Les macareux moines constituent l’espèce la plus touchée, au moins 50% des oiseaux morts recensés selon les départements. Ensuite viennent les guillemots, puis en quantité plus marginale des fous de Bassan, des petits pingouins Torda, des mouettes tridactyles.

« C’est une quantité considérable, on est débordés, mais par un phénomène de mortalité presque naturelle, seulement cette fois il est visible » en raison des tempêtes amenant ces cadavres sur les plages, selon Jérôme Pensu, responsable du Centre de sauvegarde des Landes, où environ un millier d’oiseaux morts ont été signalés.

« A l’image des macareux, ce sont des oiseaux assez robustes, faits pour vivre au large, mais vu la succession des tempêtes et de la houle, ils sont plus qu’affaiblis, ne peuvent plus pêcher facilement, dérivent, meurent épuisés ou de faim », a indiqué Matthieu Sannier, de la LPO-Gironde.

Le nombre d’oiseaux pourrait augmenter avec la remontée des données émiéttées du week-end.

Dimanche, un seul bénévole a ainsi ramassé plus de 120 oiseaux sur trois plages des Landes sur un rayon de 10 km, Vieux-Boucau, Messanges et Moliets, 71 macareux, 54 guillemots, deux pingouins et une mouette pygmée, selon le centre de soins Hegalaldia d’Ustaritz (Pyrénées-Atlantiques), qui couvre Pays basque et sud-Landes.

Le long du littoral, les oiseaux qui ont pu être récupérés vivants étaient traités dans des centres de soins, mais ils n’étaient qu’au nombre de plusieurs dizaines, a estimé la LPO.

A Nantes par exemple, sur 300 oiseaux  amenés au Centre de soin vétérinaire  Oniris, seuls cinq ont pu être soignés, les autres étaient déjà morts, a indiqué lundi matin Michael Potard.

Partout les LPO estiment que la tempête est la cause principale des décès, même si quelques oiseaux sont mazoutés ou achevés par des boulettes « presque un épiphénomène.
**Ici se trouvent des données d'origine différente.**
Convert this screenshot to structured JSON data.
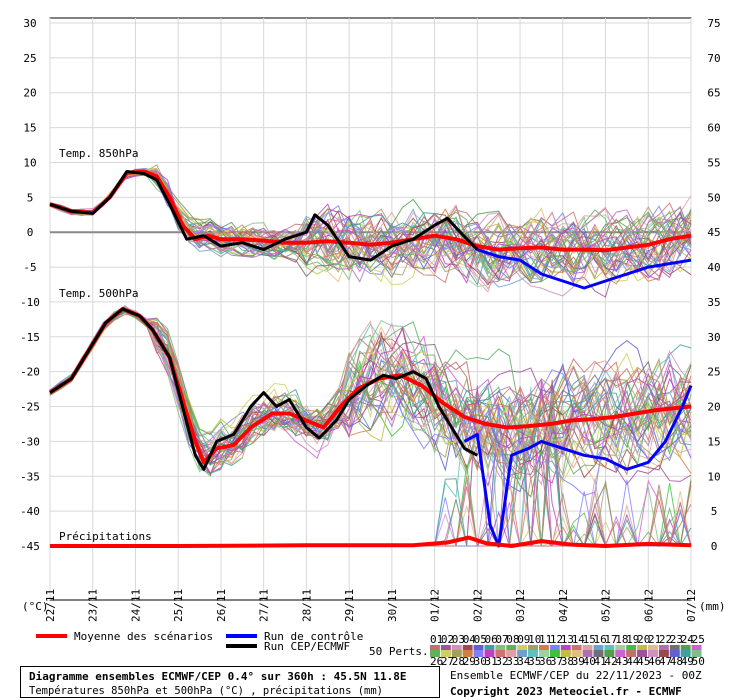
{
  "chart_data": {
    "type": "line",
    "title": "Diagramme ensembles ECMWF/CEP 0.4° sur 360h : 45.5N 11.8E",
    "subtitle": "Températures 850hPa et 500hPa (°C) , précipitations (mm)",
    "left_unit": "(°C)",
    "right_unit": "(mm)",
    "left_axis": {
      "ylim": [
        -45,
        30
      ],
      "ticks": [
        30,
        25,
        20,
        15,
        10,
        5,
        0,
        -5,
        -10,
        -15,
        -20,
        -25,
        -30,
        -35,
        -40,
        -45
      ]
    },
    "right_axis": {
      "ticks": [
        75,
        70,
        65,
        60,
        55,
        50,
        45,
        40,
        35,
        30,
        25,
        20,
        15,
        10,
        5,
        0
      ]
    },
    "x_ticks": [
      "22/11",
      "23/11",
      "24/11",
      "25/11",
      "26/11",
      "27/11",
      "28/11",
      "29/11",
      "30/11",
      "01/12",
      "02/12",
      "03/12",
      "04/12",
      "05/12",
      "06/12",
      "07/12"
    ],
    "panel_labels": [
      "Temp. 850hPa",
      "Temp. 500hPa",
      "Précipitations"
    ],
    "series": [
      {
        "name": "Moyenne des scénarios",
        "panel": "850hPa",
        "color": "#ff0000",
        "points": [
          [
            0,
            4
          ],
          [
            0.5,
            3
          ],
          [
            1,
            2.8
          ],
          [
            1.4,
            5
          ],
          [
            1.8,
            8.5
          ],
          [
            2.2,
            8.7
          ],
          [
            2.5,
            8
          ],
          [
            2.8,
            5
          ],
          [
            3.1,
            1
          ],
          [
            3.4,
            -1
          ],
          [
            3.7,
            -0.5
          ],
          [
            4,
            -1
          ],
          [
            4.5,
            -1
          ],
          [
            5,
            -1.2
          ],
          [
            5.5,
            -1.5
          ],
          [
            6,
            -1.5
          ],
          [
            6.5,
            -1.3
          ],
          [
            7,
            -1.5
          ],
          [
            7.5,
            -1.8
          ],
          [
            8,
            -1.5
          ],
          [
            8.5,
            -1
          ],
          [
            9,
            -0.5
          ],
          [
            9.5,
            -1
          ],
          [
            10,
            -2
          ],
          [
            10.5,
            -2.5
          ],
          [
            11,
            -2.3
          ],
          [
            11.5,
            -2.2
          ],
          [
            12,
            -2.5
          ],
          [
            12.5,
            -2.5
          ],
          [
            13,
            -2.6
          ],
          [
            13.5,
            -2.2
          ],
          [
            14,
            -1.8
          ],
          [
            14.5,
            -1
          ],
          [
            15,
            -0.5
          ]
        ]
      },
      {
        "name": "Run CEP/ECMWF",
        "panel": "850hPa",
        "color": "#000000",
        "points": [
          [
            0,
            4
          ],
          [
            0.5,
            3
          ],
          [
            1,
            2.7
          ],
          [
            1.4,
            5
          ],
          [
            1.8,
            8.7
          ],
          [
            2.2,
            8.4
          ],
          [
            2.5,
            7.5
          ],
          [
            2.8,
            4
          ],
          [
            3.2,
            -1
          ],
          [
            3.6,
            -0.5
          ],
          [
            4,
            -2
          ],
          [
            4.5,
            -1.5
          ],
          [
            5,
            -2.5
          ],
          [
            5.5,
            -1
          ],
          [
            6,
            0
          ],
          [
            6.2,
            2.5
          ],
          [
            6.5,
            1
          ],
          [
            7,
            -3.5
          ],
          [
            7.5,
            -4
          ],
          [
            8,
            -2
          ],
          [
            8.5,
            -1
          ],
          [
            9,
            1
          ],
          [
            9.3,
            2
          ],
          [
            9.6,
            0
          ],
          [
            10,
            -2.5
          ]
        ]
      },
      {
        "name": "Run de contrôle",
        "panel": "850hPa",
        "color": "#0000ff",
        "points": [
          [
            10,
            -2.5
          ],
          [
            10.5,
            -3.5
          ],
          [
            11,
            -4
          ],
          [
            11.5,
            -6
          ],
          [
            12,
            -7
          ],
          [
            12.5,
            -8
          ],
          [
            13,
            -7
          ],
          [
            13.5,
            -6
          ],
          [
            14,
            -5
          ],
          [
            14.5,
            -4.5
          ],
          [
            15,
            -4
          ]
        ]
      },
      {
        "name": "Moyenne des scénarios",
        "panel": "500hPa",
        "color": "#ff0000",
        "points": [
          [
            0,
            -23
          ],
          [
            0.5,
            -21
          ],
          [
            0.8,
            -18
          ],
          [
            1.3,
            -13
          ],
          [
            1.7,
            -11
          ],
          [
            2.1,
            -12
          ],
          [
            2.4,
            -14
          ],
          [
            2.8,
            -18
          ],
          [
            3.1,
            -24
          ],
          [
            3.4,
            -30
          ],
          [
            3.6,
            -33
          ],
          [
            3.9,
            -31
          ],
          [
            4.3,
            -30.5
          ],
          [
            4.7,
            -28
          ],
          [
            5.2,
            -26
          ],
          [
            5.6,
            -26
          ],
          [
            6,
            -27
          ],
          [
            6.4,
            -28
          ],
          [
            6.8,
            -25
          ],
          [
            7.2,
            -22.5
          ],
          [
            7.7,
            -21
          ],
          [
            8.2,
            -20.5
          ],
          [
            8.7,
            -22
          ],
          [
            9.2,
            -24.5
          ],
          [
            9.7,
            -26.5
          ],
          [
            10.2,
            -27.5
          ],
          [
            10.7,
            -28
          ],
          [
            11.2,
            -27.8
          ],
          [
            11.7,
            -27.5
          ],
          [
            12.2,
            -27
          ],
          [
            12.7,
            -26.8
          ],
          [
            13.2,
            -26.5
          ],
          [
            13.7,
            -26
          ],
          [
            14.2,
            -25.5
          ],
          [
            15,
            -25
          ]
        ]
      },
      {
        "name": "Run CEP/ECMWF",
        "panel": "500hPa",
        "color": "#000000",
        "points": [
          [
            0,
            -23
          ],
          [
            0.5,
            -21
          ],
          [
            0.8,
            -18
          ],
          [
            1.3,
            -13
          ],
          [
            1.7,
            -11
          ],
          [
            2.1,
            -12
          ],
          [
            2.4,
            -14
          ],
          [
            2.8,
            -18
          ],
          [
            3.1,
            -25
          ],
          [
            3.4,
            -32
          ],
          [
            3.6,
            -34
          ],
          [
            3.9,
            -30
          ],
          [
            4.3,
            -29
          ],
          [
            4.7,
            -25
          ],
          [
            5,
            -23
          ],
          [
            5.3,
            -25
          ],
          [
            5.6,
            -24
          ],
          [
            6,
            -28
          ],
          [
            6.3,
            -29.5
          ],
          [
            6.7,
            -27
          ],
          [
            7,
            -24
          ],
          [
            7.4,
            -22
          ],
          [
            7.8,
            -20.5
          ],
          [
            8.1,
            -21
          ],
          [
            8.5,
            -20
          ],
          [
            8.8,
            -21
          ],
          [
            9.1,
            -25
          ],
          [
            9.4,
            -28
          ],
          [
            9.7,
            -31
          ],
          [
            10,
            -32
          ]
        ]
      },
      {
        "name": "Run de contrôle",
        "panel": "500hPa",
        "color": "#0000ff",
        "points": [
          [
            9.7,
            -30
          ],
          [
            10,
            -29
          ],
          [
            10.3,
            -42
          ],
          [
            10.5,
            -45
          ],
          [
            10.8,
            -32
          ],
          [
            11.2,
            -31
          ],
          [
            11.5,
            -30
          ],
          [
            12,
            -31
          ],
          [
            12.5,
            -32
          ],
          [
            13,
            -32.5
          ],
          [
            13.5,
            -34
          ],
          [
            14,
            -33
          ],
          [
            14.4,
            -30
          ],
          [
            14.8,
            -25
          ],
          [
            15,
            -22
          ]
        ]
      },
      {
        "name": "Moyenne des scénarios",
        "panel": "precip",
        "color": "#ff0000",
        "points": [
          [
            0,
            -45
          ],
          [
            3,
            -45
          ],
          [
            6,
            -44.9
          ],
          [
            8.5,
            -44.9
          ],
          [
            9.3,
            -44.5
          ],
          [
            9.8,
            -43.8
          ],
          [
            10.2,
            -44.6
          ],
          [
            10.8,
            -45
          ],
          [
            11.5,
            -44.3
          ],
          [
            12.2,
            -44.8
          ],
          [
            13,
            -45
          ],
          [
            14,
            -44.7
          ],
          [
            15,
            -44.9
          ]
        ]
      }
    ]
  },
  "legend": {
    "mean_label": "Moyenne des scénarios",
    "control_label": "Run de contrôle",
    "oper_label": "Run CEP/ECMWF",
    "perts_label": "50 Perts.",
    "member_numbers_row1": [
      "01",
      "02",
      "03",
      "04",
      "05",
      "06",
      "07",
      "08",
      "09",
      "10",
      "11",
      "12",
      "13",
      "14",
      "15",
      "16",
      "17",
      "18",
      "19",
      "20",
      "21",
      "22",
      "23",
      "24",
      "25"
    ],
    "member_numbers_row2": [
      "26",
      "27",
      "28",
      "29",
      "30",
      "31",
      "32",
      "33",
      "34",
      "35",
      "36",
      "37",
      "38",
      "39",
      "40",
      "41",
      "42",
      "43",
      "44",
      "45",
      "46",
      "47",
      "48",
      "49",
      "50"
    ],
    "member_colors": [
      "#c07070",
      "#a050a0",
      "#d090c0",
      "#9a4a4a",
      "#6060d0",
      "#40a0a0",
      "#80c080",
      "#60b060",
      "#d0d060",
      "#a0a060",
      "#d08040",
      "#8080ff",
      "#c040c0",
      "#d07070",
      "#e0a0a0",
      "#70a0d0",
      "#60c0c0",
      "#a0d0a0",
      "#40c040",
      "#c0c040",
      "#e0c080",
      "#b070b0",
      "#707070",
      "#50a050",
      "#d060d0"
    ]
  },
  "title_box": {
    "line1": "Diagramme ensembles ECMWF/CEP 0.4° sur 360h : 45.5N 11.8E",
    "line2": "Températures 850hPa et 500hPa (°C) , précipitations (mm)"
  },
  "run_info": "Ensemble ECMWF/CEP du 22/11/2023 - 00Z",
  "copyright": "Copyright 2023 Meteociel.fr - ECMWF"
}
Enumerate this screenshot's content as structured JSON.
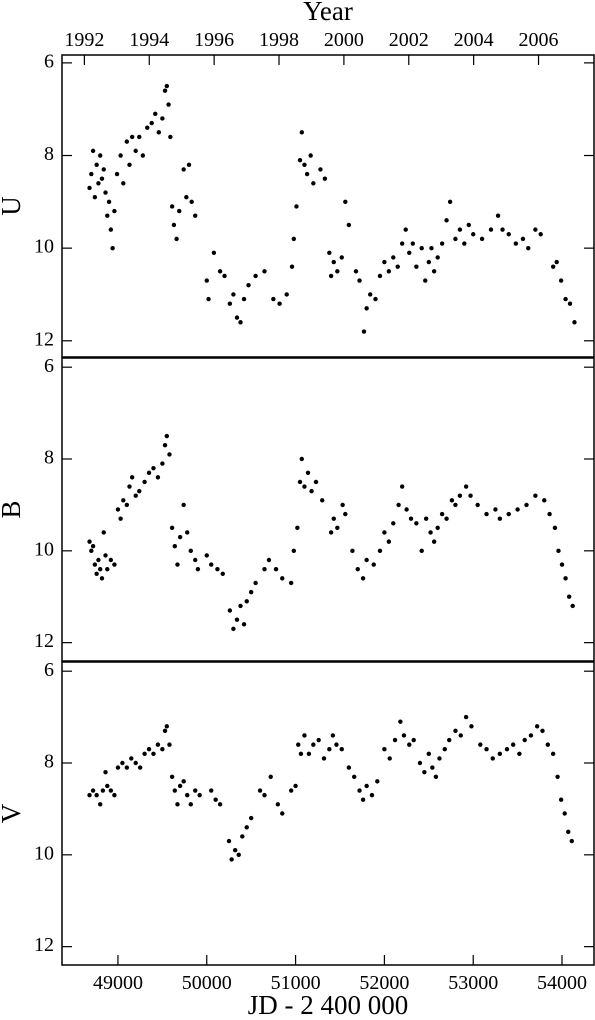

Car à chaque tempête il y a toujours des gens qui en profitent pour dégazer », a estimé Jérome Pensu.

La LPO a mis sur son site web un rappel sur les premiers soins à dispenser à un oiseau récupéré, notamment des conseils de prudence en raison du bec et des griffes, mais aussi un rappel à loi s’agissant du transport d’espèces protégées.